The resonances of the unprecedented reception accorded to the victorious Bangladesh members of the SAFF under-18 football team still fill the Dhaka air. Calling them 'tigresses', a sobriquet reserved for the country's young women performing heroically in sport events, the residents of Dhaka haven't failed to welcome the players with unalloyed love and warmth. The city has seen such a spectacle on rare occasions. After clinching the stunning victory in Nepal, the under-18 women's team has added another feather to the cap of the country's arena of female soccer warriors. The historic event moved Dhaka on September 21. But merely a single day had passed. The original attitude of a section of people towards women football players became clear. An annoying situation centring round a landed plot in a Sirajganj village, the plot being a gift from the Prime Minister to the victorious soccer team's member Ankhi Khatoon, was about to spoil the festivity. The incident sucked in the old and confused father of Ankhi. This interprets the real position of women in the country.
Apparently a similar occurrence of dictating teenage girls' hairstyle at a Chattogram school on September 23 has stunned many. The girls were being coached by a lady teacher at the school preparing them to participate in a 'kabadi' mach. The match was an event of a national-level sports competition. The atrocious part of the incident involved the school head teacher, a woman, objecting to the game participants' hair-braiding. While the students were posing for a group photo, with their hair braided, the head teacher allegedly swooped down on them. She beat the baffled girls up, rebuking them why they had braided their hair. The coach-cum-teacher standing nearby explained that 'kabadi' requires players to remain braided. Because loose or unfurled long hair blocks the player's view.
This is how the nation's future women players are being groomed to participate in big competitions. The sports promoters in the cities seemingly have little idea about the extent of humiliations and adversities the sports-loving teenage girls in the villages are made to go through. Teenage girls cycling, playing cricket, football, hockey, and games meant for men can pursue their passions in cities without psychological impediments. In villages, girls of similar age dreaming of making sports their career have to face many an adversity. Despite their having serious patrons in their school and college teachers, they are unable to progress much. It's only the groups of young men free of inhibitions and the women's rights platforms who are found helping the teenage girls attain their goals. But when obstructions come from their own families, the situation turns adverse and bitter. The same reality is found when it comes to girls willing to pick careers of music and acting. In those cases, the stubborn and committed girls have only one option open before them: migration to big cities by any means. The SAFF U-18 football geniuses could have ended up being victims of social diktat. They were lucky to find a passage to Dhaka.

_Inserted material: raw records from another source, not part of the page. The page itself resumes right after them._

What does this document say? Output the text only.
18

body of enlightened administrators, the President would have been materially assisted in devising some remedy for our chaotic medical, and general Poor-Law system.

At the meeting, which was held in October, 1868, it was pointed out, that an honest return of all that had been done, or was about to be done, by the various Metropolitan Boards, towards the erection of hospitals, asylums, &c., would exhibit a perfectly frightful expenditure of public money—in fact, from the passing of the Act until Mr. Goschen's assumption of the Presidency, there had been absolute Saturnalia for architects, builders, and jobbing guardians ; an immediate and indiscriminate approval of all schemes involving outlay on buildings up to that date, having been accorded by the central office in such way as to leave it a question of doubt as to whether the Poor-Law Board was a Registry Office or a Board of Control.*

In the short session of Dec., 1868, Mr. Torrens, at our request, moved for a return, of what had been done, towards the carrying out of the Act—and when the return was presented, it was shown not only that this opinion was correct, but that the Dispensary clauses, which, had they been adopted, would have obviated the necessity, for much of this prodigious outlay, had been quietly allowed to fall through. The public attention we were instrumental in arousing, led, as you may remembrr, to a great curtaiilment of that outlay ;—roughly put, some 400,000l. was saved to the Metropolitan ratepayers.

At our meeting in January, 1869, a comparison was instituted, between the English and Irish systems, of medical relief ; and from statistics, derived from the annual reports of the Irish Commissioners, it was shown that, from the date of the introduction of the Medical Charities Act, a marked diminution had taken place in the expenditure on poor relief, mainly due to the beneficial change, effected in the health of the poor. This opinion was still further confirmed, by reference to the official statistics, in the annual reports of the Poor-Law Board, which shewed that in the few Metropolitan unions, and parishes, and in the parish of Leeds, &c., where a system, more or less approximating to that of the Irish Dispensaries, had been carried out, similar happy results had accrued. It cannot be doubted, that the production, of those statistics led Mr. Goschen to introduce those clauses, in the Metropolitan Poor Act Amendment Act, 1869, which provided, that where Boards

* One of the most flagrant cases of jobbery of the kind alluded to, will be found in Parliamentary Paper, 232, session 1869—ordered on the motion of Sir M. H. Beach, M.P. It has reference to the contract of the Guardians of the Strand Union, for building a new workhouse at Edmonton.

It's really depressing to see the young women, especially teenagers, in Bangladesh thinking twice before joining any traditionally male dominated fun or frolic. In spite of being victims of widespread social discriminations globally, the women and girls in general in the developed countries enjoy a semblance of freedom. Outwardly, and in almost all socio-cultural milieus, they can proudly call themselves liberated. The veiled and chaperoned women in the Victorian England had followed the age of the fiery daughters of French or American Revolutions in the 18th and 19th centuries. Many term it a mysterious social aberration. In reality, the Victorian Age women had no leaders. But eventually they learnt to be vocal and voice their legitimate demands to be treated with the same dignity as their male counterparts. At the same time, many indigenous women leadership around the world were found foregoing their higher social positions to avoid gender clashes. These attitudes on the part of the then 'tribal women' nurtured to uphold social harmony, were convoluted by male chauvinism.
This particular curse crept into society following the males' metamorphosis into enlightened social leaders, a new class, who began dictating the social hierarchy. As had been feared, these self-styled male leaders grabbed the opportunity to enjoy all kinds of superiority. On the contrary, remnants of the sacrosanct norms in vogue in the medieval and pre-medieval communities kept influencing the mainstream life in Europe. Few rulers, however, could command the power to belittle women's social position. It had been seen since the dawn of the Nile civilisation. The western and eastern Asia remained unchanged in accordance with their age-old social positions evenly shared between males and females.
The South Asian region still remains an exception. With the sprawling region featuring diverse beliefs and social customs, it stands witness to ever-changing positions of males and females and their relationships. However, the entry of the forces of modernism into society kept playing the role of a strong catalyst. Unfortunately, the countries increasingly remained stuck to their respective cultural norms, and helped home-grown mores consolidate, as well as external influences gain strength by adopting them in their indigenous ways. All this happened after the British colonials left the sub-continent. Many social watchers say the British rulers were tired of the repeated clashes between the dominant religious communities. After the British had left the region, a new-style male chauvinistic social system in both the newly independent countries, India and Pakistan, began taking root. The third-phase independent country, Bangladesh, adopted the principle of ensuring gender equity. But sections in society tilted insidiously towards misogyny of sorts. This is what reality shows.
Many hold the obscurant forces lurking in different pockets of society and policy-making quarters at community level responsible for stopping the changes in the country. Most of these forces are, in effect, against change, expediting women's marginalisation.